I think LOSING your virginity is important. Im not sure that virginity is. I lost mine early. I don't regret it. But I have heard a lot of horror stories. I think how it happens has a lot to do with your mindset later. A good experience doesnt mean everything will always be great, but a bad experience sure can mess you up. In the end, most people are going to have sex. I would want it to be with someone they care about - and when they know what they are doing. I got one out of two lol. No idea what I was doing!
It feels like they are, but i know a lot of history that says once the hormones kick in theres someone doing it. I know there have been incidents locally. Some younger than my two. I know mine "experiment" and Im pretty sure neither of them has lost their virginity. Both of them have had their first kiss. And my oldest has a couple of friends who spend the nite, but from what I understand its pretty normal exploring. I did with a couple of my friends.
So I guess heres a related question: is oral sex "sex"?
"is oral sex "sex"?" Ah, the Bill Clinton Monica Lewinsky question. I suppose that depends on what your definition of "sex" is. If it's that sex is an act to procreation than no- you can't get pregnant from oral sex. On the other hand you can get pregnant from artificial insemination with no physical contact at all so who knows anything these days.
Pretty personal questions.
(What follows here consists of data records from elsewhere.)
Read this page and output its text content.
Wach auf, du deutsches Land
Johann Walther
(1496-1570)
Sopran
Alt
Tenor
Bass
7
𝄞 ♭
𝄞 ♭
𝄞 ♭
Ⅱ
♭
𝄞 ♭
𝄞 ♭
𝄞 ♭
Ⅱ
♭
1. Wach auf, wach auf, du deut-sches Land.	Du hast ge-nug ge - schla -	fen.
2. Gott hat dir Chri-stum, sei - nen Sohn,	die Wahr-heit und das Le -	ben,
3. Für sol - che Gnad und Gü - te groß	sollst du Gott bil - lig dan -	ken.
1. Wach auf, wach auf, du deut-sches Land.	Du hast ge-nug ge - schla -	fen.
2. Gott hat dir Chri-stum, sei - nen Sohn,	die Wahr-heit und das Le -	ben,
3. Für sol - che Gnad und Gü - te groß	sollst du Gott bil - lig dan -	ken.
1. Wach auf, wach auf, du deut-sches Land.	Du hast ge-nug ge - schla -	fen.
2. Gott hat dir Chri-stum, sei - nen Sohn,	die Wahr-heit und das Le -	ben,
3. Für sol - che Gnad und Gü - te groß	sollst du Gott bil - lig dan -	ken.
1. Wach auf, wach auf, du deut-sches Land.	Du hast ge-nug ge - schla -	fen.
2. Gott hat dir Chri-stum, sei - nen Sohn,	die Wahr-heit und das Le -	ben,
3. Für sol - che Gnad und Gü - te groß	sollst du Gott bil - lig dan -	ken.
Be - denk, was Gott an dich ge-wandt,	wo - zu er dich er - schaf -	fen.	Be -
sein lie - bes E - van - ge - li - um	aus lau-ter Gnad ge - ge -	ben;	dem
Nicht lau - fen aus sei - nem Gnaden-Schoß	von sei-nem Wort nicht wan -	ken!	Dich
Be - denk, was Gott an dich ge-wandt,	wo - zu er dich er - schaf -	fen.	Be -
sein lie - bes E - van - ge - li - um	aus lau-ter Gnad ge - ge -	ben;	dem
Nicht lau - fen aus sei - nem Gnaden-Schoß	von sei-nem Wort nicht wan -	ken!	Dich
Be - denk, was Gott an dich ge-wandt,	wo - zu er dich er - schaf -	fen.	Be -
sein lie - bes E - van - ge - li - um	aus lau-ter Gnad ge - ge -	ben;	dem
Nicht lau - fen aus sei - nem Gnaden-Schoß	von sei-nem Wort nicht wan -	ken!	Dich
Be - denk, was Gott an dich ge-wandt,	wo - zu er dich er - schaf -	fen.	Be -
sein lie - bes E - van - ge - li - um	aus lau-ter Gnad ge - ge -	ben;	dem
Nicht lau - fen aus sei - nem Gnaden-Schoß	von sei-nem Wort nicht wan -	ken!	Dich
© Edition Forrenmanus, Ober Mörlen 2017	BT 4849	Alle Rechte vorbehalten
Don't expect a straight answer. Both of our children are grown. The oldest moved as far away as possible, the other will be getting married this summer and will be moving just as far in the other direction. They're both in their twenties.
I didn't marry until I was past 30. But where I'm from, getting married in your teens is, or was, common. That's what has changed more than anything over the years. People get married later, if they marry at all. There have been times when people were less likely to marry than now for a variety of reasons. One reason was because they didn't want children. I believe there is more pressure to marry these days but also to marry later. Funny, isn't it?
I don't think virginity is so important unless you're plannning on becoming a religious and entering a community. That's not so common anymore, however. Otherwise, we tend to make rather too much of it, I think. But apparently it still generates a lot of interest.